Primer acto: El sexo.
«Escúpeme en la boca», dije, sin pudor, hundido dentro de mi propia excitación. Los brazos fuertes de aquel vigoroso hombre me sostenían como evitando que cayera en coma con sus embestidas llenas de un sabor salado que caía por nuestro sudor.
El piso de la habitación se bañaba con gotas de fluidos que resbalaban de la cama. Nadábamos en un océano de sudor, saliva y líquido transparente de nuestros miembros, con solo una bombilla carente de energía sobre nuestras cabezas.
No podía ver nada, pero aún recuerdo cómo estaban nuestras pertenencias en esa habitación. Con cada una de nuestras exhalaciones, memorizaba cada centímetro a nuestro alrededor, y pensé en lo bien vestido que se veía aquel día. Su chaqueta negra; sobre el perchero de la entrada. Una camisa a botones color crema sobre el televisor, inusual de ver en esas fechas de marzo. Unos pantalones estilo chino, que pensé en arrancarlos desde que le vi, yacían a los pies de la cama. Y unas zapatillas que rompían, de alguna manera, con su estilo, y sorprendentemente, lo mejoraba.

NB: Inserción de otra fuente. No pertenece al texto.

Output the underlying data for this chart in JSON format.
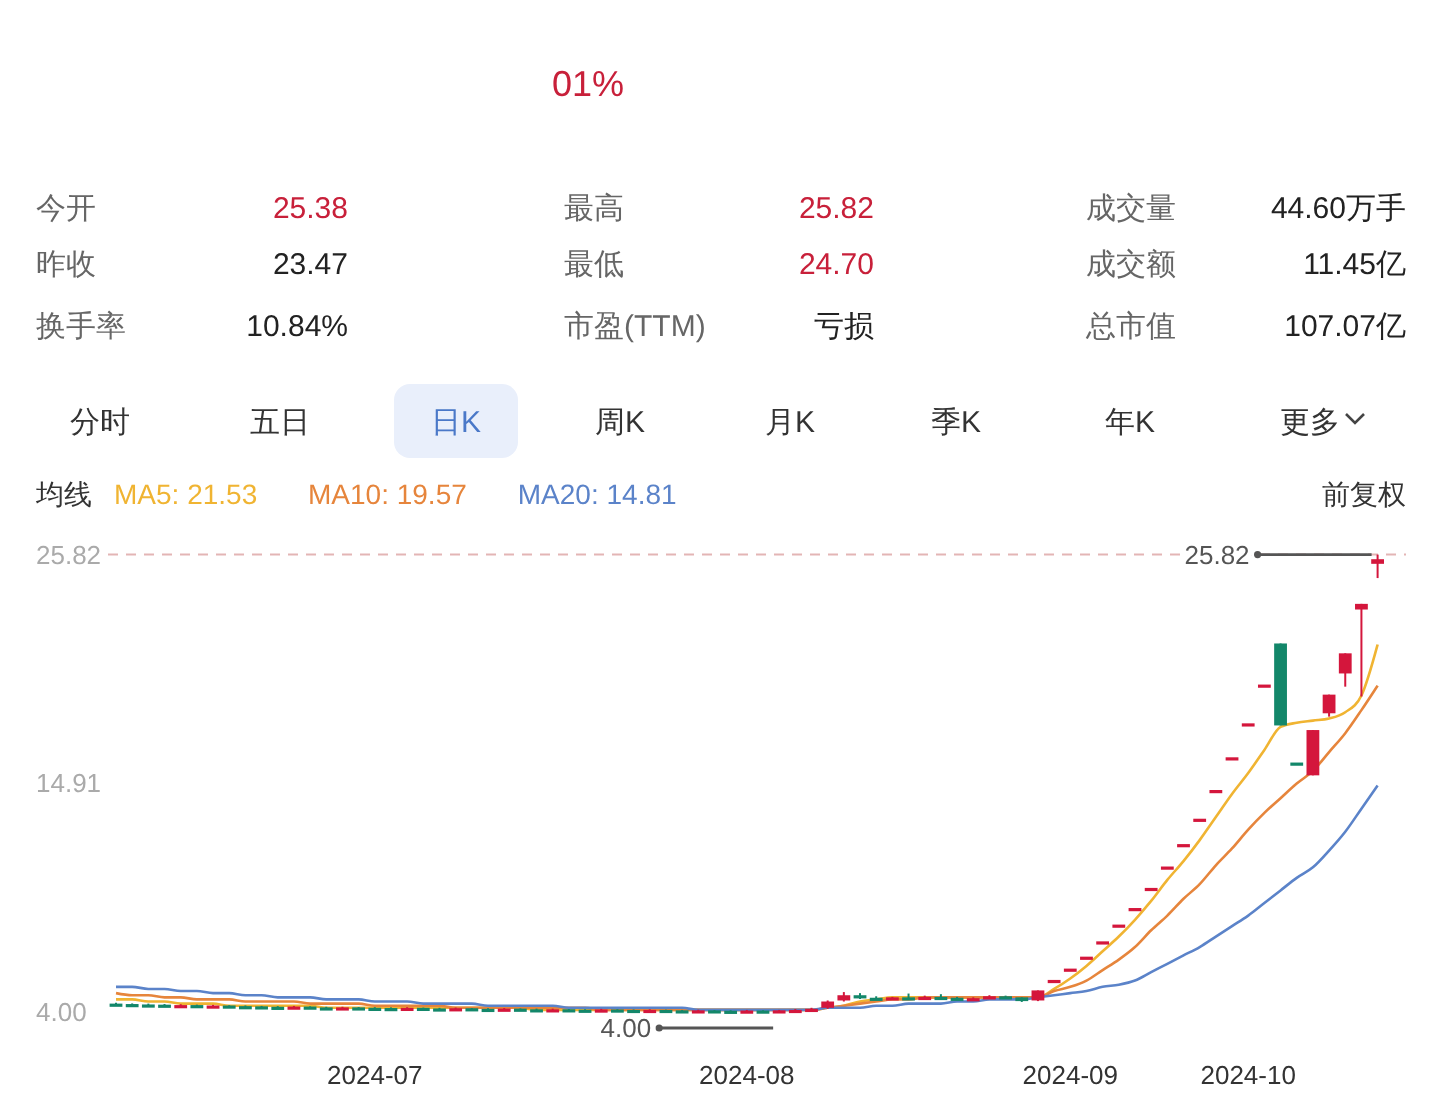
{
  "chart_data": {
    "type": "candlestick",
    "legend_title": "均线",
    "annotations": [
      "01%",
      "今开",
      "25.38",
      "最高",
      "25.82",
      "成交量",
      "44.60万手",
      "昨收",
      "23.47",
      "最低",
      "24.70",
      "成交额",
      "11.45亿",
      "换手率",
      "10.84%",
      "市盈(TTM)",
      "亏损",
      "总市值",
      "107.07亿",
      "分时",
      "五日",
      "日K",
      "周K",
      "月K",
      "季K",
      "年K",
      "更多",
      "前复权",
      "25.82",
      "4.00"
    ],
    "categories": [
      null,
      null,
      null,
      null,
      null,
      null,
      null,
      null,
      null,
      null,
      null,
      null,
      null,
      null,
      null,
      null,
      "2024-07",
      null,
      null,
      null,
      null,
      null,
      null,
      null,
      null,
      null,
      null,
      null,
      null,
      null,
      null,
      null,
      null,
      null,
      null,
      null,
      null,
      null,
      null,
      "2024-08",
      null,
      null,
      null,
      null,
      null,
      null,
      null,
      null,
      null,
      null,
      null,
      null,
      null,
      null,
      null,
      null,
      null,
      null,
      null,
      "2024-09",
      null,
      null,
      null,
      null,
      null,
      null,
      null,
      null,
      null,
      null,
      "2024-10",
      null,
      null,
      null,
      null,
      null,
      null,
      null,
      null
    ],
    "ohlc": [
      [
        4.4,
        4.44,
        4.33,
        4.38
      ],
      [
        4.38,
        4.41,
        4.32,
        4.36
      ],
      [
        4.36,
        4.4,
        4.31,
        4.35
      ],
      [
        4.35,
        4.38,
        4.3,
        4.34
      ],
      [
        4.32,
        4.37,
        4.29,
        4.33
      ],
      [
        4.33,
        4.35,
        4.26,
        4.3
      ],
      [
        4.3,
        4.34,
        4.27,
        4.31
      ],
      [
        4.31,
        4.32,
        4.24,
        4.28
      ],
      [
        4.28,
        4.31,
        4.23,
        4.27
      ],
      [
        4.27,
        4.29,
        4.21,
        4.25
      ],
      [
        4.25,
        4.28,
        4.2,
        4.24
      ],
      [
        4.24,
        4.29,
        4.21,
        4.26
      ],
      [
        4.26,
        4.27,
        4.18,
        4.22
      ],
      [
        4.22,
        4.25,
        4.17,
        4.21
      ],
      [
        4.21,
        4.25,
        4.18,
        4.22
      ],
      [
        4.22,
        4.24,
        4.16,
        4.2
      ],
      [
        4.2,
        4.23,
        4.15,
        4.19
      ],
      [
        4.19,
        4.22,
        4.14,
        4.18
      ],
      [
        4.18,
        4.23,
        4.15,
        4.2
      ],
      [
        4.2,
        4.21,
        4.13,
        4.17
      ],
      [
        4.17,
        4.2,
        4.12,
        4.16
      ],
      [
        4.16,
        4.21,
        4.13,
        4.18
      ],
      [
        4.18,
        4.19,
        4.11,
        4.15
      ],
      [
        4.15,
        4.18,
        4.1,
        4.14
      ],
      [
        4.14,
        4.19,
        4.11,
        4.16
      ],
      [
        4.16,
        4.17,
        4.09,
        4.13
      ],
      [
        4.13,
        4.16,
        4.08,
        4.12
      ],
      [
        4.12,
        4.16,
        4.09,
        4.13
      ],
      [
        4.13,
        4.14,
        4.07,
        4.11
      ],
      [
        4.11,
        4.13,
        4.06,
        4.1
      ],
      [
        4.1,
        4.15,
        4.07,
        4.12
      ],
      [
        4.12,
        4.13,
        4.06,
        4.1
      ],
      [
        4.1,
        4.12,
        4.05,
        4.09
      ],
      [
        4.09,
        4.13,
        4.06,
        4.1
      ],
      [
        4.1,
        4.11,
        4.04,
        4.08
      ],
      [
        4.08,
        4.1,
        4.03,
        4.07
      ],
      [
        4.07,
        4.11,
        4.04,
        4.08
      ],
      [
        4.08,
        4.09,
        4.02,
        4.06
      ],
      [
        4.06,
        4.08,
        4.02,
        4.05
      ],
      [
        4.05,
        4.1,
        4.03,
        4.07
      ],
      [
        4.07,
        4.08,
        4.02,
        4.04
      ],
      [
        4.04,
        4.1,
        4.0,
        4.08
      ],
      [
        4.08,
        4.14,
        4.05,
        4.1
      ],
      [
        4.1,
        4.2,
        4.08,
        4.15
      ],
      [
        4.2,
        4.55,
        4.15,
        4.5
      ],
      [
        4.55,
        4.95,
        4.5,
        4.8
      ],
      [
        4.8,
        4.9,
        4.62,
        4.68
      ],
      [
        4.68,
        4.75,
        4.58,
        4.62
      ],
      [
        4.62,
        4.72,
        4.58,
        4.7
      ],
      [
        4.7,
        4.88,
        4.62,
        4.66
      ],
      [
        4.66,
        4.78,
        4.6,
        4.72
      ],
      [
        4.72,
        4.85,
        4.62,
        4.68
      ],
      [
        4.68,
        4.72,
        4.6,
        4.64
      ],
      [
        4.64,
        4.7,
        4.58,
        4.66
      ],
      [
        4.66,
        4.8,
        4.62,
        4.75
      ],
      [
        4.75,
        4.78,
        4.66,
        4.7
      ],
      [
        4.7,
        4.7,
        4.48,
        4.52
      ],
      [
        4.55,
        5.03,
        4.52,
        5.03
      ],
      [
        5.53,
        5.53,
        5.53,
        5.53
      ],
      [
        6.07,
        6.07,
        6.07,
        6.07
      ],
      [
        6.64,
        6.64,
        6.64,
        6.64
      ],
      [
        7.37,
        7.37,
        7.37,
        7.37
      ],
      [
        8.17,
        8.17,
        8.17,
        8.17
      ],
      [
        8.96,
        8.96,
        8.96,
        8.96
      ],
      [
        9.92,
        9.92,
        9.92,
        9.92
      ],
      [
        10.94,
        10.94,
        10.94,
        10.94
      ],
      [
        12.01,
        12.01,
        12.01,
        12.01
      ],
      [
        13.22,
        13.22,
        13.22,
        13.22
      ],
      [
        14.59,
        14.59,
        14.59,
        14.59
      ],
      [
        16.15,
        16.15,
        16.15,
        16.15
      ],
      [
        17.77,
        17.77,
        17.77,
        17.77
      ],
      [
        19.62,
        19.62,
        19.62,
        19.62
      ],
      [
        21.58,
        21.58,
        17.67,
        17.67
      ],
      [
        15.9,
        15.9,
        15.9,
        15.9
      ],
      [
        15.29,
        17.45,
        15.29,
        17.45
      ],
      [
        18.25,
        19.14,
        18.09,
        19.14
      ],
      [
        20.15,
        21.11,
        19.52,
        21.11
      ],
      [
        23.2,
        23.47,
        19.05,
        23.47
      ],
      [
        25.38,
        25.82,
        24.7,
        25.6
      ]
    ],
    "colors": [
      "#13876a",
      "#13876a",
      "#13876a",
      "#13876a",
      "#d4163c",
      "#13876a",
      "#d4163c",
      "#13876a",
      "#13876a",
      "#13876a",
      "#13876a",
      "#d4163c",
      "#13876a",
      "#13876a",
      "#d4163c",
      "#13876a",
      "#13876a",
      "#13876a",
      "#d4163c",
      "#13876a",
      "#13876a",
      "#d4163c",
      "#13876a",
      "#13876a",
      "#d4163c",
      "#13876a",
      "#13876a",
      "#d4163c",
      "#13876a",
      "#13876a",
      "#d4163c",
      "#13876a",
      "#13876a",
      "#d4163c",
      "#13876a",
      "#13876a",
      "#d4163c",
      "#13876a",
      "#13876a",
      "#d4163c",
      "#13876a",
      "#d4163c",
      "#d4163c",
      "#d4163c",
      "#d4163c",
      "#d4163c",
      "#13876a",
      "#13876a",
      "#d4163c",
      "#13876a",
      "#d4163c",
      "#13876a",
      "#13876a",
      "#d4163c",
      "#d4163c",
      "#13876a",
      "#13876a",
      "#d4163c",
      "#d4163c",
      "#d4163c",
      "#d4163c",
      "#d4163c",
      "#d4163c",
      "#d4163c",
      "#d4163c",
      "#d4163c",
      "#d4163c",
      "#d4163c",
      "#d4163c",
      "#d4163c",
      "#d4163c",
      "#d4163c",
      "#13876a",
      "#13876a",
      "#d4163c",
      "#d4163c",
      "#d4163c",
      "#d4163c",
      "#d4163c"
    ],
    "series": [
      {
        "type": "line",
        "name": "MA5: 21.53",
        "color": "#f0b432",
        "values": [
          4.6,
          4.6,
          4.5,
          4.5,
          4.4,
          4.4,
          4.4,
          4.3,
          4.3,
          4.3,
          4.3,
          4.3,
          4.3,
          4.2,
          4.2,
          4.2,
          4.2,
          4.2,
          4.2,
          4.2,
          4.2,
          4.2,
          4.2,
          4.2,
          4.2,
          4.2,
          4.1,
          4.1,
          4.1,
          4.1,
          4.1,
          4.1,
          4.1,
          4.1,
          4.1,
          4.1,
          4.1,
          4.1,
          4.1,
          4.1,
          4.1,
          4.1,
          4.1,
          4.1,
          4.2,
          4.3,
          4.5,
          4.6,
          4.7,
          4.7,
          4.7,
          4.7,
          4.7,
          4.7,
          4.7,
          4.7,
          4.7,
          4.7,
          5.1,
          5.6,
          6.2,
          6.9,
          7.6,
          8.4,
          9.3,
          10.3,
          11.2,
          12.2,
          13.3,
          14.4,
          15.4,
          16.5,
          17.6,
          17.8,
          17.9,
          18.0,
          18.3,
          19.1,
          21.53
        ]
      },
      {
        "type": "line",
        "name": "MA10: 19.57",
        "color": "#e6853c",
        "values": [
          4.9,
          4.8,
          4.8,
          4.7,
          4.7,
          4.6,
          4.6,
          4.6,
          4.5,
          4.5,
          4.5,
          4.5,
          4.4,
          4.4,
          4.4,
          4.4,
          4.3,
          4.3,
          4.3,
          4.3,
          4.3,
          4.2,
          4.2,
          4.2,
          4.2,
          4.2,
          4.2,
          4.2,
          4.2,
          4.2,
          4.1,
          4.1,
          4.1,
          4.1,
          4.1,
          4.1,
          4.1,
          4.1,
          4.1,
          4.1,
          4.1,
          4.1,
          4.1,
          4.1,
          4.2,
          4.3,
          4.4,
          4.5,
          4.6,
          4.6,
          4.7,
          4.7,
          4.7,
          4.7,
          4.7,
          4.7,
          4.7,
          4.7,
          5.0,
          5.2,
          5.5,
          6.0,
          6.5,
          7.1,
          7.9,
          8.6,
          9.4,
          10.1,
          11.0,
          11.8,
          12.7,
          13.5,
          14.2,
          14.9,
          15.5,
          16.4,
          17.3,
          18.4,
          19.57
        ]
      },
      {
        "type": "line",
        "name": "MA20: 14.81",
        "color": "#5b83c9",
        "values": [
          5.2,
          5.2,
          5.1,
          5.1,
          5.0,
          5.0,
          4.9,
          4.9,
          4.8,
          4.8,
          4.7,
          4.7,
          4.7,
          4.6,
          4.6,
          4.6,
          4.5,
          4.5,
          4.5,
          4.4,
          4.4,
          4.4,
          4.4,
          4.3,
          4.3,
          4.3,
          4.3,
          4.3,
          4.2,
          4.2,
          4.2,
          4.2,
          4.2,
          4.2,
          4.2,
          4.2,
          4.1,
          4.1,
          4.1,
          4.1,
          4.1,
          4.1,
          4.1,
          4.1,
          4.2,
          4.2,
          4.2,
          4.3,
          4.3,
          4.4,
          4.4,
          4.4,
          4.5,
          4.5,
          4.6,
          4.6,
          4.6,
          4.7,
          4.8,
          4.9,
          5.0,
          5.2,
          5.3,
          5.5,
          5.9,
          6.3,
          6.7,
          7.1,
          7.6,
          8.1,
          8.6,
          9.2,
          9.8,
          10.4,
          10.9,
          11.7,
          12.6,
          13.7,
          14.81
        ]
      }
    ],
    "ylim": [
      4.0,
      25.82
    ],
    "yticks": [
      {
        "value": 4.0,
        "label": "4.00"
      },
      14.91,
      25.82
    ],
    "ref_lines": [
      {
        "axis": "y",
        "value": 25.82,
        "color": "#e3b5b5",
        "line_style": "dashed"
      }
    ]
  }
}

Y no me lo podía creer; o tal vez, no lo quise creer, pero es probable que todo comenzase precisamente allí. Si todo pasó justo como recuerdo, fue el instante en que ya dejé de ser quién era. Había muerto, y tú ventilaste a una versión de mí que desconocía.
Era la tercera vez que habíamos quedado para tener sexo, en solo dos semanas.

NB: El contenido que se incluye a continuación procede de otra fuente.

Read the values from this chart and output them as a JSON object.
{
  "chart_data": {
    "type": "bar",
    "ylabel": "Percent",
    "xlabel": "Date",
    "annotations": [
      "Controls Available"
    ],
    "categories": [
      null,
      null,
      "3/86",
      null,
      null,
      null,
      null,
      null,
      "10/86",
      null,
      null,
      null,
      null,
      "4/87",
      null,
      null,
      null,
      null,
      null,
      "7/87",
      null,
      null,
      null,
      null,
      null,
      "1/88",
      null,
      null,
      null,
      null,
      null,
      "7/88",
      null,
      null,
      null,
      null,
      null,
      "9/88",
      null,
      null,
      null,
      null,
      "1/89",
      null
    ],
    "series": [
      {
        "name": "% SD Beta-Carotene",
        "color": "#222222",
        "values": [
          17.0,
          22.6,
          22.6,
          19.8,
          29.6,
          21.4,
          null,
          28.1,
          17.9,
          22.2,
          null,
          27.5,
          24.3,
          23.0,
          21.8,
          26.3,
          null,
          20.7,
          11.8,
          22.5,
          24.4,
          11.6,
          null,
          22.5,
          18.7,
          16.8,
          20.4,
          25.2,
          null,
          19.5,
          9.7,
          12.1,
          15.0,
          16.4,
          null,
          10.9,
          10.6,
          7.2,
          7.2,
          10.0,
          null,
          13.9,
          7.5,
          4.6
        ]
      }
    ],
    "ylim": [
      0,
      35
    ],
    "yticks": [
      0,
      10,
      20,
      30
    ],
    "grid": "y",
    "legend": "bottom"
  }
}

Un poco antes de que llegara, me mantuve sereno en todo el rato que estuve solo en la habitación del motel, husmeando un poco en el armario y los gabinetes del baño esperando encontrarme con algún tesoro perdido de alguna de las almas que se revuelcan por ahí. Sin embargo, una inquietud no me dejaba en paz, y todo comenzó la primera vez que lo vi, el comienzo del fin. La punta del resbaloso iceberg por el que caigo día tras día.

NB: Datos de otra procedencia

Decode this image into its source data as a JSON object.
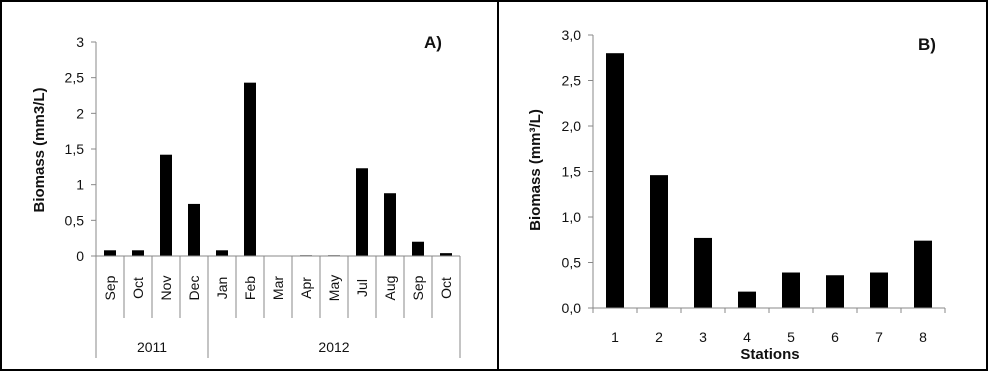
{
  "chart_data": [
    {
      "type": "bar",
      "panel_label": "A)",
      "title": "",
      "xlabel": "",
      "ylabel": "Biomass (mm3/L)",
      "ylim": [
        0,
        3
      ],
      "y_ticks": [
        "0",
        "0,5",
        "1",
        "1,5",
        "2",
        "2,5",
        "3"
      ],
      "categories": [
        "Sep",
        "Oct",
        "Nov",
        "Dec",
        "Jan",
        "Feb",
        "Mar",
        "Apr",
        "May",
        "Jul",
        "Aug",
        "Sep",
        "Oct"
      ],
      "groups": [
        {
          "label": "2011",
          "count": 4
        },
        {
          "label": "2012",
          "count": 9
        }
      ],
      "values": [
        0.08,
        0.08,
        1.42,
        0.73,
        0.08,
        2.43,
        0,
        0.01,
        0.01,
        1.23,
        0.88,
        0.2,
        0.04
      ],
      "bar_color": "#000000",
      "grid": false
    },
    {
      "type": "bar",
      "panel_label": "B)",
      "title": "",
      "xlabel": "Stations",
      "ylabel": "Biomass (mm³/L)",
      "ylim": [
        0,
        3
      ],
      "y_ticks": [
        "0,0",
        "0,5",
        "1,0",
        "1,5",
        "2,0",
        "2,5",
        "3,0"
      ],
      "categories": [
        "1",
        "2",
        "3",
        "4",
        "5",
        "6",
        "7",
        "8"
      ],
      "values": [
        2.8,
        1.46,
        0.77,
        0.18,
        0.39,
        0.36,
        0.39,
        0.74
      ],
      "bar_color": "#000000",
      "grid": false
    }
  ]
}
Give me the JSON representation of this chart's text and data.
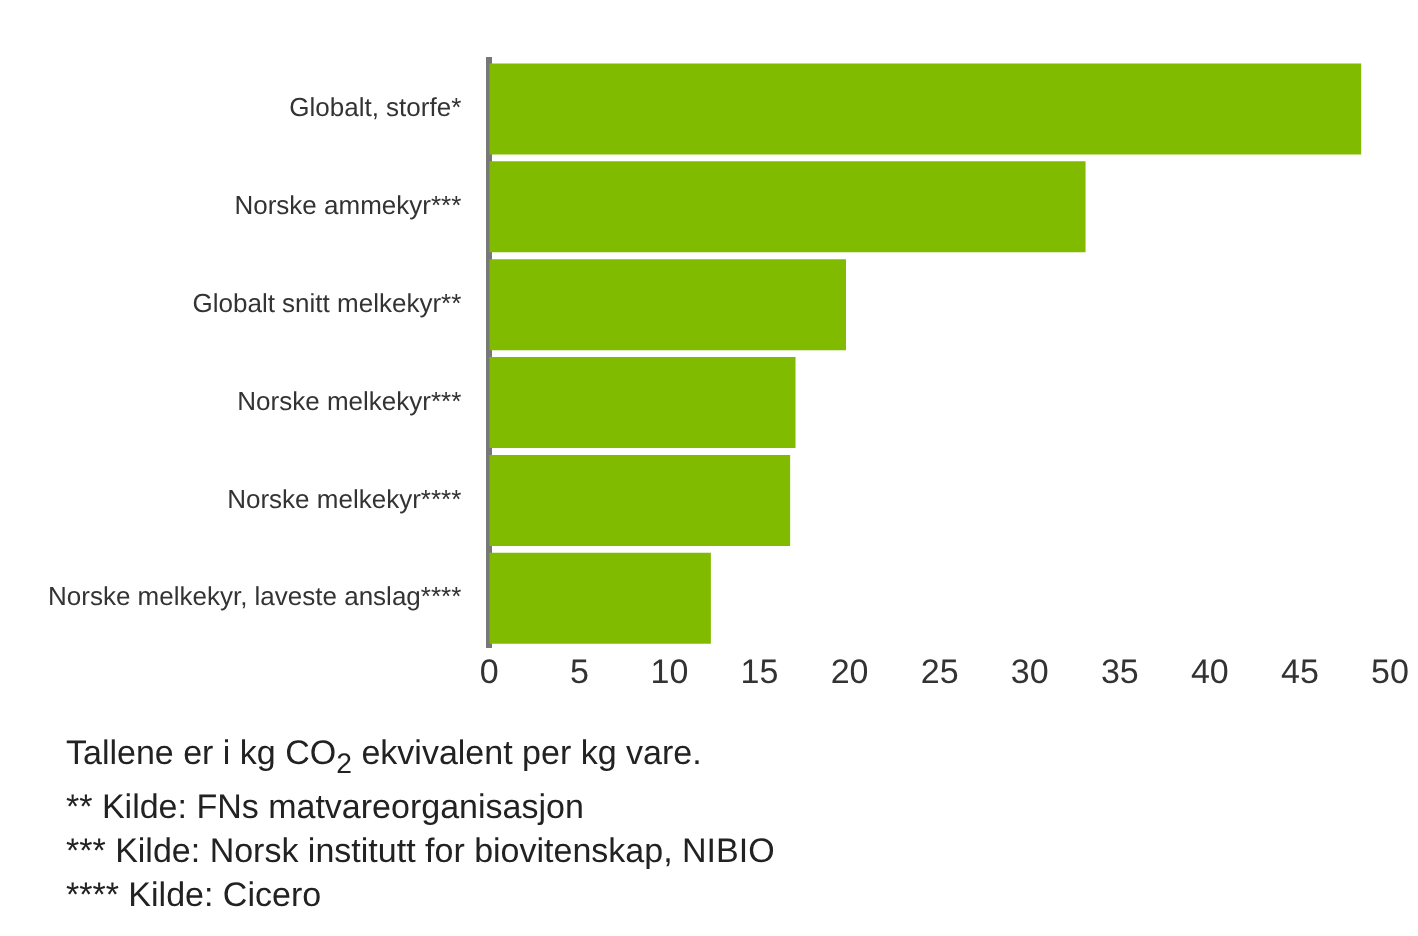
{
  "chart_data": {
    "type": "bar",
    "orientation": "horizontal",
    "categories": [
      "Globalt, storfe*",
      "Norske ammekyr***",
      "Globalt snitt melkekyr**",
      "Norske melkekyr***",
      "Norske melkekyr****",
      "Norske melkekyr, laveste anslag****"
    ],
    "values": [
      48.4,
      33.1,
      19.8,
      17.0,
      16.7,
      12.3
    ],
    "color": "#80bb00",
    "xlim": [
      0,
      50
    ],
    "xticks": [
      0,
      5,
      10,
      15,
      20,
      25,
      30,
      35,
      40,
      45,
      50
    ],
    "grid": false,
    "legend": false,
    "annotations": [
      "Tallene er i kg CO$_{2}$ ekvivalent per kg vare.",
      "** Kilde: FNs matvareorganisasjon",
      "*** Kilde: Norsk institutt for biovitenskap, NIBIO",
      "**** Kilde: Cicero"
    ]
  }
}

Hacía ya un mes de eso, un día de febrero, no fue nada especial. Salía de echar un revolcón. Estaba exhausto, y algo adolorido debía admitir, pero ya estaba acostumbrado.
Entré a una farmacia para comprar unas papitas fritas y un refresco de cola. Pensaba volver a mi casa, echarme en mi cama y comer y beber mientras miraba alguna película de falso documental llenas de jumpscares.
Al momento de pagar, alguien entró haciendo sonar la campanilla. Esa que nunca solía llamar mi atención. Pero, justo esa noche, parecía canturrear mi nombre; llamándome, atrayendo mi vista hacia la persona que entraba en el local. Fue directamente hacia mí, bueno no, no hacia mí, hacia el dependiente, pero yo estaba ahí.
Cuando estuvo frente a mí, me percaté de que mi mirada seguía clavada en su fuerte semblante. Lo notó de inmediato, y volteé a ver el cambio que el dependiente había dejado junto a mis compras hace solo unos segundos. El tiempo parecía pasar más lento que de costumbre, estaba francamente intimidado, pero no de una forma necesariamente peligrosa, era una fuerza atractiva.
Tomé mis cosas y me alejé como pude. Al momento de unos pasos y volver a respirar el dióxido que soltó un camión de cargamento de cerdos, caí en cuenta, era uno de los inaccesibles, de los que probablemente quisiera, pero jamás me daría lo que quería.
Desde entonces, en mi mente se hallaba una imagen; una silueta, una sombra, impregnada con un aroma amaderado muy característico de él, pues en las ocasiones en que nos vimos, lo solías tener.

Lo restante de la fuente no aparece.